Cornejo Villavicencio does a remarkable job giving the different people in her stories distinct personalities, making their personalities shine, even in the short amount of time she gives each of them – remember, the book is less than 200 pages, and it’s packed with stories. She challenges the notion of what makes a “good” immigrant. She highlights the evil of taking advantage of the disadvantaged.
She also sheds a light on stories I thought I knew. Her chapters on 9/11 and Flint stood out to me – both events that I thought I knew, highlighted in our national memory. Yet, there’s a whole other side to the stories that I never heard, a side about how much worse it was for the undocumented Americans in New York or Michigan at their respective times. How many long-term health effects they suffer. How much they sacrificed for the rest of us.

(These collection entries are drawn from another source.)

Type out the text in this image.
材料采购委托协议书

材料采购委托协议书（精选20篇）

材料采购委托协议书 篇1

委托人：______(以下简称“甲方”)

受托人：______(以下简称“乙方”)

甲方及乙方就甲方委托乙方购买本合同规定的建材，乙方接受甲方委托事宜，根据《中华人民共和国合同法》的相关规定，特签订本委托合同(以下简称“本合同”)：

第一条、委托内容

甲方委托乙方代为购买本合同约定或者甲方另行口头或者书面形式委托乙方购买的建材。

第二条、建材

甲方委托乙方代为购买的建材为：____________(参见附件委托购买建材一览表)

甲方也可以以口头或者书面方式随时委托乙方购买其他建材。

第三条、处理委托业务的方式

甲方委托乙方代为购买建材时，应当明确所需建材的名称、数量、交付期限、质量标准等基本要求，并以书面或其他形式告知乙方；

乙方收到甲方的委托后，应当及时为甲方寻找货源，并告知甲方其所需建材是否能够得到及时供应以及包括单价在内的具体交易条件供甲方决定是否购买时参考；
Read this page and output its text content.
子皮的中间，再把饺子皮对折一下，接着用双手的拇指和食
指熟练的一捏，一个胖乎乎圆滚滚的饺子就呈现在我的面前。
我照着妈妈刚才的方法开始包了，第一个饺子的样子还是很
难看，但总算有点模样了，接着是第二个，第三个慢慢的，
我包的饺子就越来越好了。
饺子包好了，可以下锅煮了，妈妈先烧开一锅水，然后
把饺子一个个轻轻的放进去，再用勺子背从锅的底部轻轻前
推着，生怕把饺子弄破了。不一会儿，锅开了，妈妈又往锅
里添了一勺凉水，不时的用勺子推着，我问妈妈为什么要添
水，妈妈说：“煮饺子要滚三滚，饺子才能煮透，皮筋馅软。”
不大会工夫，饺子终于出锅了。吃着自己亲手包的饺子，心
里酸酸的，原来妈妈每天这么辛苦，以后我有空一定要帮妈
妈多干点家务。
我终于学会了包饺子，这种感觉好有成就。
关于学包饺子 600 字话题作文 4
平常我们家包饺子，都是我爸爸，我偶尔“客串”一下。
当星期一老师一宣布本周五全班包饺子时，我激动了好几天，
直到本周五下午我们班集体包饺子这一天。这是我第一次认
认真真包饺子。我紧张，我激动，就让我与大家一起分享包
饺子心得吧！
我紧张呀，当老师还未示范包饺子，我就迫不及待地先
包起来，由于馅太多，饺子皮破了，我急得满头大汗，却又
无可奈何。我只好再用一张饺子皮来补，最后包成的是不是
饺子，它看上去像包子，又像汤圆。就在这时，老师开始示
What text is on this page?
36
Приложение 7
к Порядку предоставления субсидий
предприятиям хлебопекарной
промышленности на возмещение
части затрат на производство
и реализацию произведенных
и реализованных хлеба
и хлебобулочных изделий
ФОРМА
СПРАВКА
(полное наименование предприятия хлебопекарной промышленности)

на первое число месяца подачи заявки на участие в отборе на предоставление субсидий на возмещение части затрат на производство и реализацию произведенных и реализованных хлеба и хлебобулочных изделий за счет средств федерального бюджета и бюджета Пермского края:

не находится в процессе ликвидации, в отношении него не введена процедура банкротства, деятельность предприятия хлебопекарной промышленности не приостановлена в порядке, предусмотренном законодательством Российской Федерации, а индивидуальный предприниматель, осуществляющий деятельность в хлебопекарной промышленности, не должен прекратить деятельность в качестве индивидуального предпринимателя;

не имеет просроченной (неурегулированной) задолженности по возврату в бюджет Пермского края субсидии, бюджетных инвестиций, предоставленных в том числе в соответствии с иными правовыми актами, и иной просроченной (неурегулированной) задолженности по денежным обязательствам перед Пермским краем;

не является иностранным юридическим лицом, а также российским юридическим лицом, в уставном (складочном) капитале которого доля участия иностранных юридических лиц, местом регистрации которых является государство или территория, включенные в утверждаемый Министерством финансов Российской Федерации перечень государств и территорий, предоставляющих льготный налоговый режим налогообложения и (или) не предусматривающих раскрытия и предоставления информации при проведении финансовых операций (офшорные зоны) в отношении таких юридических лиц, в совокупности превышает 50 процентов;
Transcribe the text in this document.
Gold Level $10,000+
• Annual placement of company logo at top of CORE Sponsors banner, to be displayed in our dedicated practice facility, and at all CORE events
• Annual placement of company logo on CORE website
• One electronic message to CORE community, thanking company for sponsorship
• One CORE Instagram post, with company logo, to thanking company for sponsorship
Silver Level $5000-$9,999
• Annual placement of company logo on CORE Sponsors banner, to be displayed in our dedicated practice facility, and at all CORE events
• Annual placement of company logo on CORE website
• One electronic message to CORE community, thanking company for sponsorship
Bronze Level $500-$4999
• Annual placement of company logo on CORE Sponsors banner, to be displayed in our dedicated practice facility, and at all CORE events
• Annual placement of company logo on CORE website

There’s more in the book that I don’t have words for. Cornejo Villavicencio gets into parenting, particularly motherhood – her own, other mothers, herself as a mother. She discusses the differences between generations, the vivid contrast between her experience and that of her much younger brother, as well as gender roles, who takes care of the family. She talks candidly about her mental illness and the mental health of other immigrants, as well as just people in general. She gets into religion – I’ll just quote this bit, which I found so revealing:
The first hour of the prayer session consists of the group of faithful men and women on their knees beating their chests and crying out to god for forgiveness. I look at them intently. Some of them seem for real but overall it’s super performative. I do not pray to god for forgiveness, because I believe I have nothing to apologize for and he might have to explain a couple of things to me, so I just sit there, moping, angry, but still trying to radiate positive vibes because I’m not going to be the person who is ruining faithful migrants’ experience of community. I respect the role of god in the lives of people who suffer but basically only in the lives of people who suffer.
In conclusion: I recommend that you read this book now. It’s timely, and I guarantee you haven’t read anything like it before. Cornejo Villavicencio is only 31, and I can’t wait to read much more from her in the future.